Mısır’da darbe, İslam ve demokrasi
“Yolcudur Abbas bağlasan durmaz” diye açtım konuyu.
“Yok canım bir şey olmaz. Tepkiler organize değil. Mursi yatıştırır orayı” dedi.
Ben ise bir şeyler olacağından emindim.
Gazze’ye yolladığımız arkadaşımız Umut Tütüncü’yü hemen Mısır’a yönlendirdiğimizde henüz Tahrir Meydanı kalabalıklaşmamıştı bile.
Ama bir şeyler olacağı belliydi.
“Ne zamandan beri belliydi?” derseniz, bilerek değil ama tahmin ederek söylüyorum, Başbakan Erdoğan’ın ABD ziyaretinden bu yana.
Mısır’da ordunun yaptığı “açık ve seçik” darbeye “Batı’nın” ve Batı’nın etkisindeki İslam ülkelerinin “darbe” dememekte direnmesi Türkiye’de biraz “garip” bulunuyor.

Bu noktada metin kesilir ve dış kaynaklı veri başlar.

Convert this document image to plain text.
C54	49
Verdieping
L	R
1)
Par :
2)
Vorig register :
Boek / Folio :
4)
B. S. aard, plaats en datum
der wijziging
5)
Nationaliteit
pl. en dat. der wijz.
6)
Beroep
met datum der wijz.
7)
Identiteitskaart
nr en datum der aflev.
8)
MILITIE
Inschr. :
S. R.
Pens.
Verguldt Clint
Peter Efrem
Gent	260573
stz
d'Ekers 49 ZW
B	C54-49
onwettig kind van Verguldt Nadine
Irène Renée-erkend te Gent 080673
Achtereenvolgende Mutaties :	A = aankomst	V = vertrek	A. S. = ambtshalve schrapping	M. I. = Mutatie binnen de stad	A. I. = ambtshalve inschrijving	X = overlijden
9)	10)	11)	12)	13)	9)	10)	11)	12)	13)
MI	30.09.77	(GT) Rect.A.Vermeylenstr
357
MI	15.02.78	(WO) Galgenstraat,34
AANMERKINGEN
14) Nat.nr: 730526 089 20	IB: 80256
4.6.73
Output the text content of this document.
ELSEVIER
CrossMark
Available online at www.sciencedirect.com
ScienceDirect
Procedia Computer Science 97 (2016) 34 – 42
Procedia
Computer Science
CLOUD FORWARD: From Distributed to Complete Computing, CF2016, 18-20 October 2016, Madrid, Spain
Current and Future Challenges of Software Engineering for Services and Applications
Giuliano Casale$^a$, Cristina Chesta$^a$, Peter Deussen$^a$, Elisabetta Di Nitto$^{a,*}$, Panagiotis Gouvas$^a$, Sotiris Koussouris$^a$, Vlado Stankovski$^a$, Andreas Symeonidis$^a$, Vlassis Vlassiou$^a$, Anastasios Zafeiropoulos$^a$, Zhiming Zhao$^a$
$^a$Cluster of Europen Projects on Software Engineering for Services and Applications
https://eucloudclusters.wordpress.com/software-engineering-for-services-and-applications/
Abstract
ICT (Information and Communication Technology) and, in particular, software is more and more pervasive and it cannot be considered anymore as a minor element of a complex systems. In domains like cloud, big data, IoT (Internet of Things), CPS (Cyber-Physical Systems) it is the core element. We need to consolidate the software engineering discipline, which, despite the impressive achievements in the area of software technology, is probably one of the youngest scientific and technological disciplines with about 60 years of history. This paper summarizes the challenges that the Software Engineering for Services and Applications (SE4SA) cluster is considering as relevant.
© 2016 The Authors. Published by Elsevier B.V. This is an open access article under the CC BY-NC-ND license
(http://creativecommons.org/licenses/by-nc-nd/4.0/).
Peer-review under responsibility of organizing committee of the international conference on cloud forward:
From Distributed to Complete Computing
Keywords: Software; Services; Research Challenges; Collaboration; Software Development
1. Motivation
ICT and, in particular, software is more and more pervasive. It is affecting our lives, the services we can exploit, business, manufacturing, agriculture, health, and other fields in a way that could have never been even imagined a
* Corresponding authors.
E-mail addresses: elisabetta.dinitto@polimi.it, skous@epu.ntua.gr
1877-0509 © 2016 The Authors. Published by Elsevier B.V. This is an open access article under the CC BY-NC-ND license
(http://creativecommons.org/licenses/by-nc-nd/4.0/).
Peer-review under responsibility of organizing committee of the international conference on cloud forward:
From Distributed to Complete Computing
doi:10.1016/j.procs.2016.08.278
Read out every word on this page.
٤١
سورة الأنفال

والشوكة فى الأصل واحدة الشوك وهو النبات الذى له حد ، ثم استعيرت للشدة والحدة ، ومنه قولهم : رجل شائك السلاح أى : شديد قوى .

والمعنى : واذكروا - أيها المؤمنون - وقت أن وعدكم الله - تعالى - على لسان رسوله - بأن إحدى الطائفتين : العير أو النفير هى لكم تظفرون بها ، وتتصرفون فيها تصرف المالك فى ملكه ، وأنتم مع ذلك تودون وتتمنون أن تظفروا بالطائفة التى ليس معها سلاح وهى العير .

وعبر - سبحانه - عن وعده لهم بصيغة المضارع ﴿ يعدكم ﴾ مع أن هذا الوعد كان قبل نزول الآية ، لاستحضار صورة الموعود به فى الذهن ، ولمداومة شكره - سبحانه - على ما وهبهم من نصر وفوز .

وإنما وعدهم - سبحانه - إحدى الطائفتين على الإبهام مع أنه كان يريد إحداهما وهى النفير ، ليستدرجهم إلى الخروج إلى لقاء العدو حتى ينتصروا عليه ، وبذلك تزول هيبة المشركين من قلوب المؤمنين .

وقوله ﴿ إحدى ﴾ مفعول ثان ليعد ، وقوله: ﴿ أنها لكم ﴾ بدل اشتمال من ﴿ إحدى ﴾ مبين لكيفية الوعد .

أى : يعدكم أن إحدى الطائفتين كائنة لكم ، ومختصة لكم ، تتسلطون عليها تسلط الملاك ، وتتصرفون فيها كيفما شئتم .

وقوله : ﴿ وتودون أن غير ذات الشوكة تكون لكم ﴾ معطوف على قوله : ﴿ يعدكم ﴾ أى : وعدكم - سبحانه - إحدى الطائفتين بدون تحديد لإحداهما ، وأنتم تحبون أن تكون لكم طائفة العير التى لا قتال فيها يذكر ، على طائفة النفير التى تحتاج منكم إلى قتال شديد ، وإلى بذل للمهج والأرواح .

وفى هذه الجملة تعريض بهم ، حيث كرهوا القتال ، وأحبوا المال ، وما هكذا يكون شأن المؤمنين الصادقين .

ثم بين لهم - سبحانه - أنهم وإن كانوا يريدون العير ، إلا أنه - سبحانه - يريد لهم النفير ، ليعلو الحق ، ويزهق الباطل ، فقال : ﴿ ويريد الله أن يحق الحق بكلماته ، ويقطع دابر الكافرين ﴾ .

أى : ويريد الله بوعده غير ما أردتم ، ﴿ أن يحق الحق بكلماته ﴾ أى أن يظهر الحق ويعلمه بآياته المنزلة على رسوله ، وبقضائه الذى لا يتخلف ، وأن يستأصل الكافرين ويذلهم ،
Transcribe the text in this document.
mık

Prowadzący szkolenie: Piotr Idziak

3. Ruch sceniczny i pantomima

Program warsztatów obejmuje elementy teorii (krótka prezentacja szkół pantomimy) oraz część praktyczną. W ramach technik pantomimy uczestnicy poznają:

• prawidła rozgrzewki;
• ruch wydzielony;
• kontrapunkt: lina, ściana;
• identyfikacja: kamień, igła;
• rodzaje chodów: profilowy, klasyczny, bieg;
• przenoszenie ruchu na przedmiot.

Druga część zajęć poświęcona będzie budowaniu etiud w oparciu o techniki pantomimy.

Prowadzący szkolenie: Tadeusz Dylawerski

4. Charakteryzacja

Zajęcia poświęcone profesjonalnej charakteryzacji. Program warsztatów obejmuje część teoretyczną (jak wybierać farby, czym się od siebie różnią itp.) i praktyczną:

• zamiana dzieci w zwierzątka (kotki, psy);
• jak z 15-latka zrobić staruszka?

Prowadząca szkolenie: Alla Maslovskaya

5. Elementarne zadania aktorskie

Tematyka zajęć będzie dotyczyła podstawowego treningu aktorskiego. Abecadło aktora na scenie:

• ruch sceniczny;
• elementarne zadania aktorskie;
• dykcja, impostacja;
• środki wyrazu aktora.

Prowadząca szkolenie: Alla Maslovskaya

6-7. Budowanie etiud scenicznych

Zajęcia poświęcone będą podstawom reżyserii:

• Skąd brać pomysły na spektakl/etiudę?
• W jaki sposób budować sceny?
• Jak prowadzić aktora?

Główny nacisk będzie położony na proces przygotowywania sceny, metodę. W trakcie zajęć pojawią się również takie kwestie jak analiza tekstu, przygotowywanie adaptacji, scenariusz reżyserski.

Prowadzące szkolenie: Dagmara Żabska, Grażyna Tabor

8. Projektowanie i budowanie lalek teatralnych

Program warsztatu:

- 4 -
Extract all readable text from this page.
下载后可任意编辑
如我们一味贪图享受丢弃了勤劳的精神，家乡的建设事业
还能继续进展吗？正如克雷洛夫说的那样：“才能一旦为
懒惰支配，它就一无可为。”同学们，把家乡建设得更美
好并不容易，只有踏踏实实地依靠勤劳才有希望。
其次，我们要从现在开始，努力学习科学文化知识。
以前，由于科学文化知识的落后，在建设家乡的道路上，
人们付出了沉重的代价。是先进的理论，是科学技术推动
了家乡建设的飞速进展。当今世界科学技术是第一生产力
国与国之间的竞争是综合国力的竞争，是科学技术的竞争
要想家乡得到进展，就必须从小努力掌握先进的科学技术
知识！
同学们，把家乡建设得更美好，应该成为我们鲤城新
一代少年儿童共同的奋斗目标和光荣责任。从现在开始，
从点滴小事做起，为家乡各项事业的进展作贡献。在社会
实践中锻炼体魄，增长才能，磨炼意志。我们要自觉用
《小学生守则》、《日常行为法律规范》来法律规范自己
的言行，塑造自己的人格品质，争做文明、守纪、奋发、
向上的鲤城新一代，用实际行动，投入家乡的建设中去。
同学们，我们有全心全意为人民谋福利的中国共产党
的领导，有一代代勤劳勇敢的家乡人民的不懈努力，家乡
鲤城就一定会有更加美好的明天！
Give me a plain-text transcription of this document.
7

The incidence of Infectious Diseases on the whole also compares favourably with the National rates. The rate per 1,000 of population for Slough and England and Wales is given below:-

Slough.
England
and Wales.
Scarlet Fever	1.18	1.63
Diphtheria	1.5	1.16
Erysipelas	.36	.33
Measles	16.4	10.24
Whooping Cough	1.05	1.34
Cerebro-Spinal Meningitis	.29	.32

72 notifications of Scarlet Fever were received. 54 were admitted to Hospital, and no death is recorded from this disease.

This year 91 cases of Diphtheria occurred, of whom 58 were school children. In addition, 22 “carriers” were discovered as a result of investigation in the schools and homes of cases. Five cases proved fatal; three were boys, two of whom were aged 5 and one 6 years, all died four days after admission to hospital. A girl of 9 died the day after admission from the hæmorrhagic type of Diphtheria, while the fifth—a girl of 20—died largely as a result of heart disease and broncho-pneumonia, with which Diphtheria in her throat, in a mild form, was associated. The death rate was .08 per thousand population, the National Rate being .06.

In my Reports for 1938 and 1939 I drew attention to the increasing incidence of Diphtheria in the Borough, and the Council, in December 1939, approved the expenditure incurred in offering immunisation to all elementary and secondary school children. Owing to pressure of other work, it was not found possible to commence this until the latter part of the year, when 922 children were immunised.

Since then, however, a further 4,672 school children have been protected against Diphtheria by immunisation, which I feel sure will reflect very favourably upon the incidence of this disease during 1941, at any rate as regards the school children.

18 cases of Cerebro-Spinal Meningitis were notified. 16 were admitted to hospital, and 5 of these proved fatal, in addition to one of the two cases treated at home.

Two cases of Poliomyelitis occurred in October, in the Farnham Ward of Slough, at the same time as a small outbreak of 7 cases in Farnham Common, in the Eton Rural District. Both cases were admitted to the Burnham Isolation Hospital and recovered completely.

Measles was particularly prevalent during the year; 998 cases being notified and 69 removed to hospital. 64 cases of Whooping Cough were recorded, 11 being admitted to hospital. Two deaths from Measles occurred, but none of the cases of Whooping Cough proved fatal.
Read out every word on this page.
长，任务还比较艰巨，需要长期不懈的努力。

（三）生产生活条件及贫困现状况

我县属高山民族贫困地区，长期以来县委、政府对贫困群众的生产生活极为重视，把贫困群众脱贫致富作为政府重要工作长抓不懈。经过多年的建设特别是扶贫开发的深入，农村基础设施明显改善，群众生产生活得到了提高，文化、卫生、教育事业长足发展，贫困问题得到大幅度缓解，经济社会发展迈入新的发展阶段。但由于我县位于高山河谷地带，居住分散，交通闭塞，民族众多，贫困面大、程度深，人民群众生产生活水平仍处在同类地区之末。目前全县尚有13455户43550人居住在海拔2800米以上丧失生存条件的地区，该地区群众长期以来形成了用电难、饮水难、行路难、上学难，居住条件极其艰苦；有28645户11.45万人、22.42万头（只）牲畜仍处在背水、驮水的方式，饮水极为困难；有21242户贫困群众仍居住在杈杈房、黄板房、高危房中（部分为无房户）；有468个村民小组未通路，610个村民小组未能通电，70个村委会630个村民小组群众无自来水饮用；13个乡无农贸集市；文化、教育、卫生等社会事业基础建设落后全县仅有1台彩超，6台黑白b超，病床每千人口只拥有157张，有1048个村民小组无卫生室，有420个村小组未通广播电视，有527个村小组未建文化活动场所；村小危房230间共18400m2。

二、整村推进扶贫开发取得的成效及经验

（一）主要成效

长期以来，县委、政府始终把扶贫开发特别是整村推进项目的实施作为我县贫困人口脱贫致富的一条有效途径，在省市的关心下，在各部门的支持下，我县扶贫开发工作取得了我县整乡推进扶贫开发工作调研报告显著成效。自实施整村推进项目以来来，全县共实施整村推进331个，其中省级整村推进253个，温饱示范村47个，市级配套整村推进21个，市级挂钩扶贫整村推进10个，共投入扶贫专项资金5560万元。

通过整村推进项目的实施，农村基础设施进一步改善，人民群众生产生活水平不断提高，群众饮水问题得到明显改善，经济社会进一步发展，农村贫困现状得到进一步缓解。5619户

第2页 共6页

Oysa ortada hiçbir gariplik yok.
Batı buna darbe demeyecek ve dedirtmeyecek.
Nedeni ise çok basit.
Biz de basitçe anlatalım.
Adalet ve Kalkınma Partisi’nin Türkiye’de iktidara gelmesiyle birlikte Batı’da bir “pozitif algı” oluştu.
Daha önce yan yana gelmez diye düşündükleri iki kelimenin, “İslam” ve “demokrasi” kelimelerinin bir araya gelebileceğini ve bunun bölge için çok doğru bir çözüm olabileceğini düşünmeye başladılar.
Türkiye’de olabiliyorsa diğer İslam ülkelerinde de olabilirdi.
AK Parti’nin ve Başbakan’ın Batı’yla ilişkilerindeki tavrı, Batı dünyasının parçası olmaya devam etmesi, diğer İslam ülkeleri açısından da umut verici bir olasılık olarak görüldü.
Türkiye de Batı’ya bunu öneriyordu: “Biz İslam’la demokrasiyi barıştırarak Ortadoğu’yu toparlarız.”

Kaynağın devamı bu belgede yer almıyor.